Tout d’abord, un stage ne doit jamais être exclusivement « d’observation ». Il doit avant tout garantir un minimum de productivité …pour l’entreprise (même si le bilan global n’est pas toujours rentable) …et surtout pour le jeune.

Pour être « accrochée », l’entreprise doit constater que le jeune a envie, est capable de produire « a minima » et ne sera pas un « poids mort ». Le jeune doit être accompagné pour définir dès son premier contact avec l’entreprise une activité imminente (même très modeste) sur laquelle il sera efficace en situation réelle.

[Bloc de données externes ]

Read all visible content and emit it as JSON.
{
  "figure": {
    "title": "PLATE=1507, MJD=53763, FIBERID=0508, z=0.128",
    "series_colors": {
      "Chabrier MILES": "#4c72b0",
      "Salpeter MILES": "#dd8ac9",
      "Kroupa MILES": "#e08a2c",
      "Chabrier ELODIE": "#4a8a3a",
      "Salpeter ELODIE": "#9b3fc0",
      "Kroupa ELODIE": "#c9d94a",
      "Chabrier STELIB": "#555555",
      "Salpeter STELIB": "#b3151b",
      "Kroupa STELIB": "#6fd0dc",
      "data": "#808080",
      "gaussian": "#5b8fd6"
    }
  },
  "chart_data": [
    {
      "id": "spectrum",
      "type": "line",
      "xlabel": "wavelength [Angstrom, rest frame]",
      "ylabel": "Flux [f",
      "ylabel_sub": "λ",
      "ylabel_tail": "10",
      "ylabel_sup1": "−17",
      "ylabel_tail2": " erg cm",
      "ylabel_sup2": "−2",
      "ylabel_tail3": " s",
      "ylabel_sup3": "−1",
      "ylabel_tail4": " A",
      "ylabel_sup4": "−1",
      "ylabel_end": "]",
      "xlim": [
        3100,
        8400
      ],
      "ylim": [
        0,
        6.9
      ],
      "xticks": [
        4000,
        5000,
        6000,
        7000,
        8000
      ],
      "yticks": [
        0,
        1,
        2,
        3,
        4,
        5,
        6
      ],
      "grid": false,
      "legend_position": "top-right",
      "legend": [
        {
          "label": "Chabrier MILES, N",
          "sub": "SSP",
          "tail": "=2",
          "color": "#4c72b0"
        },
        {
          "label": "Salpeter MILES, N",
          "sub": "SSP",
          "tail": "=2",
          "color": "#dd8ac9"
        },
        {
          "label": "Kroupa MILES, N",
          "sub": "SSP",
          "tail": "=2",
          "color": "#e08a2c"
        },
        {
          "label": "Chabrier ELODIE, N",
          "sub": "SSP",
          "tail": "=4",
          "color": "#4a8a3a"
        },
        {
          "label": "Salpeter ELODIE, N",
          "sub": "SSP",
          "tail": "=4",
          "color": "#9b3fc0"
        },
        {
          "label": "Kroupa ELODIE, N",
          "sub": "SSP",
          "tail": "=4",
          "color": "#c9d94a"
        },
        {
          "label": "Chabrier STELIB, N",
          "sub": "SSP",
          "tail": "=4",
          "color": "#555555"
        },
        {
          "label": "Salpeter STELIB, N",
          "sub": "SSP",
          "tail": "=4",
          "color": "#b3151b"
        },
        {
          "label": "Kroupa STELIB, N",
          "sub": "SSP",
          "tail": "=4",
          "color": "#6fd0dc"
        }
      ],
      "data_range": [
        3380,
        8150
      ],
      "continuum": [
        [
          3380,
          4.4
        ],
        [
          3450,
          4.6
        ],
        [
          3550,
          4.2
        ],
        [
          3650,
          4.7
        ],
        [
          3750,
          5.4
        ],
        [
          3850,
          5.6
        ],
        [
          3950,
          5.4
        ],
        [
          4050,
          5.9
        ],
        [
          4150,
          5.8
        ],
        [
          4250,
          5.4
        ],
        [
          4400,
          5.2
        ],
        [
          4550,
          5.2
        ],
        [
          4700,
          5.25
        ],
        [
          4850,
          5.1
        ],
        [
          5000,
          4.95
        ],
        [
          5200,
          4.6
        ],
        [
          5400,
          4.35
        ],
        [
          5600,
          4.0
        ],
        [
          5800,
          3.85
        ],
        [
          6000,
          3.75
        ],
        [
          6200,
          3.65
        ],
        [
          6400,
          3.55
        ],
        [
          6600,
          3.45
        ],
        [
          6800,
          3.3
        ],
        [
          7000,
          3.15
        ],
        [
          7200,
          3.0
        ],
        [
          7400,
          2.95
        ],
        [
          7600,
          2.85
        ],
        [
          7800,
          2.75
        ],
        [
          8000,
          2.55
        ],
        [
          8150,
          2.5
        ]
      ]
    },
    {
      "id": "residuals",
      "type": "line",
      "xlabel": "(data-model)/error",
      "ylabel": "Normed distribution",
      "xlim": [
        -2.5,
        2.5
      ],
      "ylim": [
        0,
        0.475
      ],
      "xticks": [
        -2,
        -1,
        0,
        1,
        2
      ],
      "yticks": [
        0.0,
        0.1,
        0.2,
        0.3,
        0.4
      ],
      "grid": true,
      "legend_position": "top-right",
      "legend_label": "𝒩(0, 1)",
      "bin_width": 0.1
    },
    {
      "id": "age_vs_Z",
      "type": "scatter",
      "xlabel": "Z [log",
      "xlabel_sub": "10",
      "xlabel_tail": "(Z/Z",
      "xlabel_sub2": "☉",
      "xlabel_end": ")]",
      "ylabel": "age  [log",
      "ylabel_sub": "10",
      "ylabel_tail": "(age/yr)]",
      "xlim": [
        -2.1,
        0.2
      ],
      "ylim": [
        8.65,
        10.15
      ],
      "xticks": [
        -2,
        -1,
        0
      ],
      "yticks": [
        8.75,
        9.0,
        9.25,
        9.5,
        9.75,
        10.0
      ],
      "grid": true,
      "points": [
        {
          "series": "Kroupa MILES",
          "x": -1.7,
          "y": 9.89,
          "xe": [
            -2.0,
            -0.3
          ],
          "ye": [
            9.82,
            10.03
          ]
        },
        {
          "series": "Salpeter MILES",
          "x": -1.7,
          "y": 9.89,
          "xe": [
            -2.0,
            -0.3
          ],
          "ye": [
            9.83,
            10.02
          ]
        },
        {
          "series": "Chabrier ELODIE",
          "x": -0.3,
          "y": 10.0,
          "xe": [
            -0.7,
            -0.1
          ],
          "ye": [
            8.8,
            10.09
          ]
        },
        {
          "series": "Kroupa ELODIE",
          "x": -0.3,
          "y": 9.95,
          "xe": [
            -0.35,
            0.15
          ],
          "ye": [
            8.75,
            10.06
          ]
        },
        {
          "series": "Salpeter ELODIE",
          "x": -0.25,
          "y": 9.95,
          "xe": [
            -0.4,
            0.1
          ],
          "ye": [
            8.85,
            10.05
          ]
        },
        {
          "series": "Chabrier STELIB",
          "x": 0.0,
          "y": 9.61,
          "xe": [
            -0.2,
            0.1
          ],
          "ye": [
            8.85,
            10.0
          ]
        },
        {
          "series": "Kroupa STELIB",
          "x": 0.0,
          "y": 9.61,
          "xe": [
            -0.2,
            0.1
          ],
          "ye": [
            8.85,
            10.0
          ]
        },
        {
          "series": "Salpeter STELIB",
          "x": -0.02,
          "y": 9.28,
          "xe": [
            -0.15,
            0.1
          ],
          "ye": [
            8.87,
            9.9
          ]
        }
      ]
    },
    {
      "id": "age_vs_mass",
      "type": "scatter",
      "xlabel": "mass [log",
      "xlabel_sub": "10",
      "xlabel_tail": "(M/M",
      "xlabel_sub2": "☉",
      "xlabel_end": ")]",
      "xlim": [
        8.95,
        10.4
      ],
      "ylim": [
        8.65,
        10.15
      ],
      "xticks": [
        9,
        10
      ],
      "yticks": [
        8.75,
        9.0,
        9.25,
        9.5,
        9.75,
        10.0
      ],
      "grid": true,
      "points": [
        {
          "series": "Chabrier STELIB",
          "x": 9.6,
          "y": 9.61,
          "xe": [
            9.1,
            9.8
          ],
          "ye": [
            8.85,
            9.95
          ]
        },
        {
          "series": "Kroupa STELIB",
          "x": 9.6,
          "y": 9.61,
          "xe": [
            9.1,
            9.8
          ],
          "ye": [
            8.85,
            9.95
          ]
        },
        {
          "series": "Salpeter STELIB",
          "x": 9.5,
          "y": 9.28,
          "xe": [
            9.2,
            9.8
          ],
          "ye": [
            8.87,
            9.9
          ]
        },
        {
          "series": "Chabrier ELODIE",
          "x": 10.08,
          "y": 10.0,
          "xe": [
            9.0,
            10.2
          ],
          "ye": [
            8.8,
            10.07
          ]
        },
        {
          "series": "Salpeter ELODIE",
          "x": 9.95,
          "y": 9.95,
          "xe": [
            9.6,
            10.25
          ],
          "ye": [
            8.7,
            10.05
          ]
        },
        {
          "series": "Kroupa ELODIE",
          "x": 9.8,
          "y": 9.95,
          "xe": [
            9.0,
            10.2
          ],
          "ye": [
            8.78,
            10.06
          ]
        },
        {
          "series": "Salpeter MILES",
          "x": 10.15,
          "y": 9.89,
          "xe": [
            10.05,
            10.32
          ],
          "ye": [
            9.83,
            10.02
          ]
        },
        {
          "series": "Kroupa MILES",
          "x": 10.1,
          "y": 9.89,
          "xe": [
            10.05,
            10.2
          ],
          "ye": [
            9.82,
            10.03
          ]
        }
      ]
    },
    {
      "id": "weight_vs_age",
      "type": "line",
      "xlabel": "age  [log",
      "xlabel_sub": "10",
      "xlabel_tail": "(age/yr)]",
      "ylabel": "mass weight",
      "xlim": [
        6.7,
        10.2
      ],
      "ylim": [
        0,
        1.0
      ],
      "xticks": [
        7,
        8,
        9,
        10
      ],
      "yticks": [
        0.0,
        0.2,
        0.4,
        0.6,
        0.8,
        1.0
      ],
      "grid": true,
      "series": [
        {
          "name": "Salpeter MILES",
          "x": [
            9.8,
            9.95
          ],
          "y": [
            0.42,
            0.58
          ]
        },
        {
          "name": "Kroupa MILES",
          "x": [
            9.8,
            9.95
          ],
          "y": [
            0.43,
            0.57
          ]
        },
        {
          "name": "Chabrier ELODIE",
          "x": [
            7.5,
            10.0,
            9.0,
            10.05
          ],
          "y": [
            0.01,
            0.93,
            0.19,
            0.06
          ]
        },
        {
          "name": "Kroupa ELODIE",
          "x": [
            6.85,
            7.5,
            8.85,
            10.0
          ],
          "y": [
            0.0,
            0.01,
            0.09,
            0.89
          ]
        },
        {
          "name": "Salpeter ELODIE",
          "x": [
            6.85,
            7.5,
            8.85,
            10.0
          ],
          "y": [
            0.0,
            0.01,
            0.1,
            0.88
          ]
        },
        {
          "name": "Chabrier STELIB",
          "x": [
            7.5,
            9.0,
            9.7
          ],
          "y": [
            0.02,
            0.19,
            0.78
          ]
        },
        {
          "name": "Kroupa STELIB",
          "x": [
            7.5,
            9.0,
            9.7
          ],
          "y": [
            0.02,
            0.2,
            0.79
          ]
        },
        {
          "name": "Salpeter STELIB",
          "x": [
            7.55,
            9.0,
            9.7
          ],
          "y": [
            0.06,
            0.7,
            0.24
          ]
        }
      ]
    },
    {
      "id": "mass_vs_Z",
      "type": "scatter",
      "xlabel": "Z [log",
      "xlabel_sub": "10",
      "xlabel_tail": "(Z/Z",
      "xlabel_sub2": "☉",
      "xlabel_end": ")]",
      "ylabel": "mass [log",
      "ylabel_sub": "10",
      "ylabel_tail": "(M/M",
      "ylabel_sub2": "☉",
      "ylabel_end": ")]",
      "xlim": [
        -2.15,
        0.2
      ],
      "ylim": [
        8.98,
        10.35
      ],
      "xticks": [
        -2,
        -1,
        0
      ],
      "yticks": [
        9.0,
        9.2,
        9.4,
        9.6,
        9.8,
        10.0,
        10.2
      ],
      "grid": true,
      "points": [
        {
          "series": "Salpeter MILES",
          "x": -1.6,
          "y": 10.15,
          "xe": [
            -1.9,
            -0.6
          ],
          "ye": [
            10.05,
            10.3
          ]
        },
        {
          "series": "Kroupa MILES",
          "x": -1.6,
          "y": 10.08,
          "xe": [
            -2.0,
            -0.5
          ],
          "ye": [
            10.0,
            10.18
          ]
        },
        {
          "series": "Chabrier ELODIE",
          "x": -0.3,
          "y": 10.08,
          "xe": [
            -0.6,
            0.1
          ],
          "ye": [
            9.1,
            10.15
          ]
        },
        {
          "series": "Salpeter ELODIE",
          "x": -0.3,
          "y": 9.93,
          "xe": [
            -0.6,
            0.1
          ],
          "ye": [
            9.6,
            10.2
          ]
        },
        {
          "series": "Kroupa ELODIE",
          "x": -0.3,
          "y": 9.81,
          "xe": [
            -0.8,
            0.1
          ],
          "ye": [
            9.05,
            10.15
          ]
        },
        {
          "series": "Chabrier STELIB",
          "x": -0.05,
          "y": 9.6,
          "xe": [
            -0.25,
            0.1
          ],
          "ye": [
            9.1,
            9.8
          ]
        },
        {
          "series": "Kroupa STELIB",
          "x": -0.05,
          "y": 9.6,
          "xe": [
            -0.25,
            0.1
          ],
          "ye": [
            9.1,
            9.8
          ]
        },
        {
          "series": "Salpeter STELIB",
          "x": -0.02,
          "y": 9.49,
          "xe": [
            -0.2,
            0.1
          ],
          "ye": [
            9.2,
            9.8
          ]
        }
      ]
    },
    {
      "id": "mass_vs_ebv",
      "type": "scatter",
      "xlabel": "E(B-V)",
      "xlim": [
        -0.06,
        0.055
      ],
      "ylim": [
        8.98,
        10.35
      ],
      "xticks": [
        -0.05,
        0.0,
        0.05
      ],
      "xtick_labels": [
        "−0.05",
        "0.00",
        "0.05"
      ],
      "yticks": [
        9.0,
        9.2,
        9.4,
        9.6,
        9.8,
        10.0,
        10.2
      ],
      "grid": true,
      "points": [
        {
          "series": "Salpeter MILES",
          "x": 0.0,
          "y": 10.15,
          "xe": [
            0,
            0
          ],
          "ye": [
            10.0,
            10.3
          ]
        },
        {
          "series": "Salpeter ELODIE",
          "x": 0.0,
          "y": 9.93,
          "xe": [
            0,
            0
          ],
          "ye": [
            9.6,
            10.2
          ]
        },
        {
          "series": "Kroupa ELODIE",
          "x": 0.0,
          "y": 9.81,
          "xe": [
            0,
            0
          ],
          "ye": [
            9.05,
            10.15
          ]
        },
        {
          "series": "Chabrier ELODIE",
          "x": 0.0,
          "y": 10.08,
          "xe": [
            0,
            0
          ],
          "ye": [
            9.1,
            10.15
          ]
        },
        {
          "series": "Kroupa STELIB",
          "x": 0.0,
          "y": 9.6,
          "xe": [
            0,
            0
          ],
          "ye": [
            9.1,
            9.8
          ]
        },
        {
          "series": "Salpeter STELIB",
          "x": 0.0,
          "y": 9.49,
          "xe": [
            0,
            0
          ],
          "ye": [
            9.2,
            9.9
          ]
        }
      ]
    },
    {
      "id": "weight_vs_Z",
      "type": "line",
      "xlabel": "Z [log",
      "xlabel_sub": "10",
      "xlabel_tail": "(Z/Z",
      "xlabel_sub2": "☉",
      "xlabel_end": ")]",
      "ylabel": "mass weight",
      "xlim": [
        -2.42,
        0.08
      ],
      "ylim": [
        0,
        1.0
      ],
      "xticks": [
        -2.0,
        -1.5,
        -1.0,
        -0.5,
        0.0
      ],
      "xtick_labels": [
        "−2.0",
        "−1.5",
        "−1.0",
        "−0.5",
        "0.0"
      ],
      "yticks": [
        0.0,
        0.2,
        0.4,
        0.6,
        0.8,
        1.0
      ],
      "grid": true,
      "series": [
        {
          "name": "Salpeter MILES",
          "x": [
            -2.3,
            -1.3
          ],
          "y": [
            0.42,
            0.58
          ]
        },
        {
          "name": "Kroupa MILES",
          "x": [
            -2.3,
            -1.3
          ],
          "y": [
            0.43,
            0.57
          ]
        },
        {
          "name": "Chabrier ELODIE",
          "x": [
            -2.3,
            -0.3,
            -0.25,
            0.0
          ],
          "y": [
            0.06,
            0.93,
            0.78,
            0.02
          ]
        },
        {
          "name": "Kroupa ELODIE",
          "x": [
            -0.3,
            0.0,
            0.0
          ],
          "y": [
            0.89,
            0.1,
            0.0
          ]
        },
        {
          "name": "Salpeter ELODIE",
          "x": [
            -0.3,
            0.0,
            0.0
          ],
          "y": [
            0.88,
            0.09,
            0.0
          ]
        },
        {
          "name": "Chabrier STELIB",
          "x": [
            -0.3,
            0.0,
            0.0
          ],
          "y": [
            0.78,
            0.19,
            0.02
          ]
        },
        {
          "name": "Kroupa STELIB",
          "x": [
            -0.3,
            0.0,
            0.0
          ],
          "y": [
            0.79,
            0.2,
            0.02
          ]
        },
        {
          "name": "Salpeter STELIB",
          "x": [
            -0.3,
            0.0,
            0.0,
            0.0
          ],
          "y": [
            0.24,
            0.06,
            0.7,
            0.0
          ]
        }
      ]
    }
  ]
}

L’entreprise doit constater la promesse de l’anticipation de cette activité. Elle doit être embarquée dans la perspective que, oui, ce jeune, aussi modeste soit-il, va réaliser très correctement des activités chez elle.

Alors, certaines voix s’élèvent pour affirmer qu’un jeune ne peut pas changer de comportement et apprendre des gestes productifs (même élémentaires ?) aussi vite.

C’est mal connaître le réel potentiel des jeunes et les nouvelles compétences de nos accompagnateurs/formateurs.

Allez ! En résumé, on va dire que les stages et surtout les recherches de stage sont les meilleurs moyens pour les jeunes d’obtenir la confiance des entreprises… à condition de renverser les vieilles règles dépassées de la TRE.